Environment groups urge IDF to curb academy construction plans in Jerusalem Forest

Environmental groups riled by IDF plans to construct a branch of the military college in Jerusalem Forest have addressed a legal letter to the chief of staff demanding that the project be shut down.

Building in a nature reserve is unacceptable and must be reconsidered, said the letter to IDF Chief of Staff Lt.-Gen. Gadi Eisenkot. It was authored by Joseph Havilio, an attorney speaking on behalf of activists opposing the construction.

“I represent tens of thousands of residents in Kiryat Yovel, Beit Hakerem and Ein Kerem and tens of thousands more people in other neighbourhoods of Jerusalem who oppose the plan to transfer the IDF colleges to the Jerusalem Forest,” the letter reads, as cited by The Jerusalem Post.

The municipality and IDF announced the decision to move the building site to the Jerusalem Forest in July. The initial plan to build the college on top of Mount Scopus, which is beyond the Green Line, between the Arab neighborhood of A-Tur and the Hebrew University, was dismissed, allegedly due to US pressure. Environmentalists and community leaders now argue that the new project, if implemented, is bound to bring harm to the city’s environment.

The proposed 42,000-square-meter college may not only take place of invaluable pine forest but also of a bird observatory housing a whole number of rare bird species, said the attorney.

The letter notes that activists do support the idea of stepping up the nation’s security by building a military college, but the forest reserve is definitely not a suitable place for it. The letter offers a wide range of sites for authorities to choose from, starting from an abandoned army base in the Beit Zayit area to the Givat Ram neighborhood, next to the Hebrew University, even though the locations had already been reviewed and rejected.

The Keren Kayemeth LeIsrael-Jewish National Fund, the Society for the Protection of Nature in Israel and other local and international bodies have also joined the calls to withdraw the project.
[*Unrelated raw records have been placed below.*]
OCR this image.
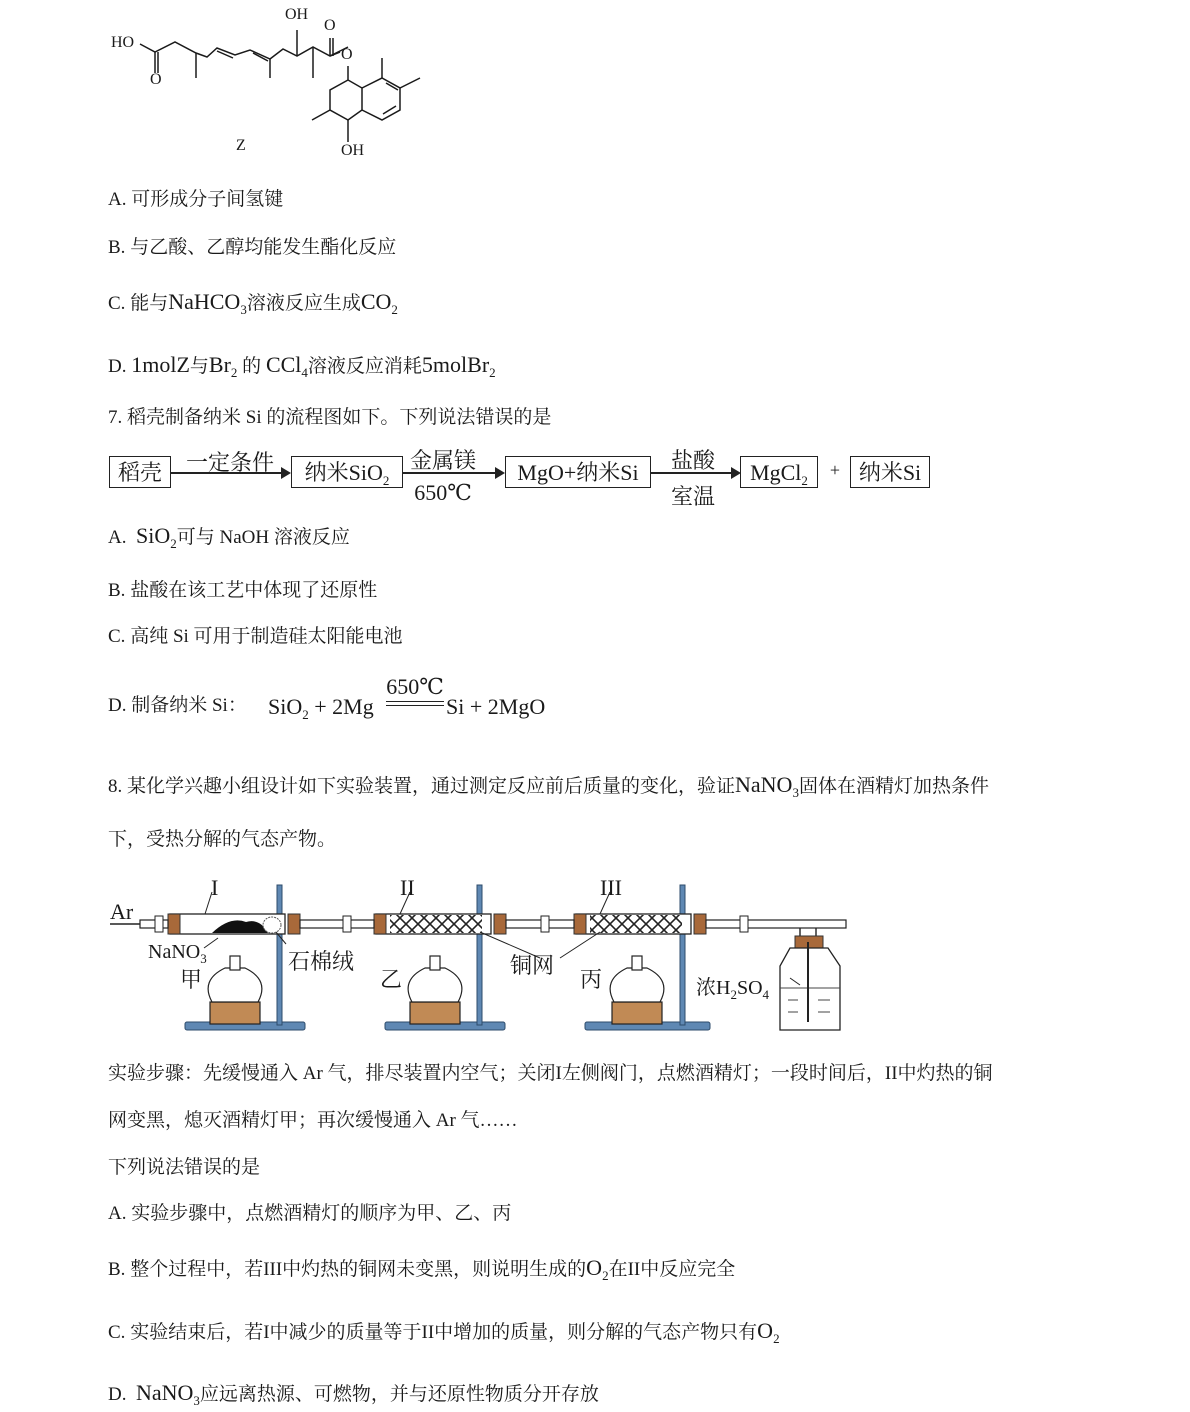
HO
OH
O
O
O
OH
Z
A. 可形成分子间氢键
B. 与乙酸、乙醇均能发生酯化反应
C. 能与NaHCO$_3$溶液反应生成$CO_2$
D. 1molZ与$Br_2$ 的 CCl$_4$溶液反应消耗5molBr$_2$
7. 稻壳制备纳米 Si 的流程图如下。下列说法错误的是
稻壳	一定条件	纳米SiO$_2$
金属镁
650℃
MgO+纳米Si	盐酸
室温
MgCl$_2$
+ 纳米Si
A. SiO$_2$可与 NaOH 溶液反应
B. 盐酸在该工艺中体现了还原性
C. 高纯 Si 可用于制造硅太阳能电池
D. 制备纳米 Si： SiO$_2$ + 2Mg
650℃
Si + 2MgO
8. 某化学兴趣小组设计如下实验装置，通过测定反应前后质量的变化，验证NaNO$_3$固体在酒精灯加热条件
下，受热分解的气态产物。
Ar
I	II	III
NaNO$_3$	石棉绒	铜网
甲	乙	丙	浓$H_2SO_4$
实验步骤：先缓慢通入 Ar 气，排尽装置内空气；关闭I左侧阀门，点燃酒精灯；一段时间后，II中灼热的铜
网变黑，熄灭酒精灯甲；再次缓慢通入 Ar 气……
下列说法错误的是
A. 实验步骤中，点燃酒精灯的顺序为甲、乙、丙
B. 整个过程中，若III中灼热的铜网未变黑，则说明生成的$O_2$在II中反应完全
C. 实验结束后，若I中减少的质量等于II中增加的质量，则分解的气态产物只有$O_2$
D. NaNO$_3$应远离热源、可燃物，并与还原性物质分开存放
The Israeli army has already been accused of environmental violations. Early in July the National Defense College was described as “the biggest environmental wrongdoer in Israel” by the Israeli Environmental Protection Ministry.

The IDF was in particular criticized for leaving “tremendous amounts of waste” on training fields.

Officials raised the problem referring to a 2011 Environmental Enforcement Law, saying it’s high time the IDF faced up to its responsibilities and conformed to environmental regulations.

The National Defense College is currently located at the Glilot junction in Herzliya, next to the IDF’s main intelligence base.